School climate strikers won’t fall for fake news – they’ve grown up on it

One of the many placards on display at Sydney's Climate Strike rally on September 20. Photo: Zebedee Parkes co-founder Bill McKibben estimates that on September 20, about 4 million people took part in roughly 2500 Climate Strikes in more than 163 countries on seven continents. That is a phenomenal success for an emerging school student-led protest movement that only started last year.

The genius of the protest was the students’ bold call to take strike action — on a work day — in a time of fake news and cynicism about the power of mass mobilisation.

Not since the 2003 Iraq war had a protest on this scale been organised, and never by primary and secondary students.

In her latest book, On Fire, Canadian author Naomi Klein lays out the sobering reasons why so many took to the streets:

  • The planet has warmed by about 1oC since coal began being burned on an industrial scale;
  • average temperatures are on track to rise by as much as four times that amount before the end of the century; and
  • the last time there was this much carbon dioxide in the atmosphere, humans did not exist.

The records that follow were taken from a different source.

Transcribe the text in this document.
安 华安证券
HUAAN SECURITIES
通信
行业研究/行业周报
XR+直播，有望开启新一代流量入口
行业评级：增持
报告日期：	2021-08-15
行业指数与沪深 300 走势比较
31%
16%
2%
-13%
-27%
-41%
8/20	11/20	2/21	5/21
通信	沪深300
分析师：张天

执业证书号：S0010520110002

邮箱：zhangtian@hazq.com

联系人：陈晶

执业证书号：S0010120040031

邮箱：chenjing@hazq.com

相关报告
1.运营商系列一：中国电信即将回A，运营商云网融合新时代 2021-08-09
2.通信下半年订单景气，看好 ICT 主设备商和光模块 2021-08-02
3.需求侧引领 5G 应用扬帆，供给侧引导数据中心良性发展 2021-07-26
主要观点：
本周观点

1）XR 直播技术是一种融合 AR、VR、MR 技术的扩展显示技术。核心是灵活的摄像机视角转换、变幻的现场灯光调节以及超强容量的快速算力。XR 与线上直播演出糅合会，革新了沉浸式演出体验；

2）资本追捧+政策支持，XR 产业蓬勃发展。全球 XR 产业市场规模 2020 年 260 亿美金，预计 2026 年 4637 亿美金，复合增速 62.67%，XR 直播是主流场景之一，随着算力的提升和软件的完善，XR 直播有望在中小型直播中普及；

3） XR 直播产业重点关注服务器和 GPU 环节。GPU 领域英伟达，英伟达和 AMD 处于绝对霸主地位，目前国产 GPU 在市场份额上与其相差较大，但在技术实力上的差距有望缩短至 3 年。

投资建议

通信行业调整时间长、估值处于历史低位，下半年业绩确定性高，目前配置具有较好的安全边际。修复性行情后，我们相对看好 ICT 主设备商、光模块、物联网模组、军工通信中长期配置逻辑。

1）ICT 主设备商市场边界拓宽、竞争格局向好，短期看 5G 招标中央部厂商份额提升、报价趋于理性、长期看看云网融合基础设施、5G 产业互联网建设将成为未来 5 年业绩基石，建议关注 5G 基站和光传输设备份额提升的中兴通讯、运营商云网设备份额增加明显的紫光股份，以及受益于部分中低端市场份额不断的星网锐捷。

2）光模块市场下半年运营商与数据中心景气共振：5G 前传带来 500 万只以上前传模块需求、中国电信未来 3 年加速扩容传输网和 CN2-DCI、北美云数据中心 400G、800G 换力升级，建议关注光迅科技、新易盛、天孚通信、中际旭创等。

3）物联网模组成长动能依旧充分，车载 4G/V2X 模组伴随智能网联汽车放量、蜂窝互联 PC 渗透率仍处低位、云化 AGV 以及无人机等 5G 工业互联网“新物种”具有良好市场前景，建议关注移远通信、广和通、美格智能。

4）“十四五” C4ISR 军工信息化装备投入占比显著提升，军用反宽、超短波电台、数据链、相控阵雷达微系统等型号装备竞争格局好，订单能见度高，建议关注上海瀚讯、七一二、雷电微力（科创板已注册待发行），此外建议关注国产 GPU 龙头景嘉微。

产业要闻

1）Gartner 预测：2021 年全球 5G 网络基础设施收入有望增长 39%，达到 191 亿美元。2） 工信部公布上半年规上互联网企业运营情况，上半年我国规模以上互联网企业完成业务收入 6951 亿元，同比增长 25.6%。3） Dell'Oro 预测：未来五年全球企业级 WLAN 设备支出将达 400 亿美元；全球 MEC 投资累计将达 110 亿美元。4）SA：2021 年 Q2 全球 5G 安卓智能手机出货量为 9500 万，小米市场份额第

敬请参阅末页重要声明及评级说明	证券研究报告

There is also another simple fact: the climate crisis is affecting everyone.

Fires are now burning in places they never have; cyclones, droughts and temperature extremes have become the norm; the Arctic is melting; seas are rising; and up to 2000 species are becoming extinct each year.

People’s lived experience makes it harder for the climate deniers congregated in government and their minions in the media to peddle their lies.

Perhaps that is why they reached peak hysteria the day after the strike.

Radio shock jock Alan Jones declared the politics of climate change has become “poisonous” and furiously agreed with a caller who said young people’s minds are being manipulated by Nazi-style propaganda.

Jones also invited discredited British climate denier Christopher Monckton onto his show to claim, without evidence, “the science [on climate change] is collapsing in all directions”.

The climate deniers’ crusade will fall flat because the young strike organisers are not naïve: they have been blooded on fake news, having had to wade through it on every medium, each day of their lives.

The strikers may not, however, be as prepared for the feting that flood them, including from sections of the establishment that have suddenly developed a keen interest in appearing to be concerned about the climate crisis while suggesting compromise.

But the student strikers’ appeal is their refusal to compromise on what needs to happen now: no new fossil fuels, 100% renewables and funding for a just transition to sustainable jobs for workers and communities reliant on the fossil fuel industry.

We at Green Left Weekly hope students call another strike — and soon.  Only with sustained strike actions that build over time will humanity be in a position to challenge the institutional power of the fossil fuel industry and their friends in government.

Ultimately, for a just and climate-safe future, we have to change the system. GLW’s mission is to help build movements capable of doing that.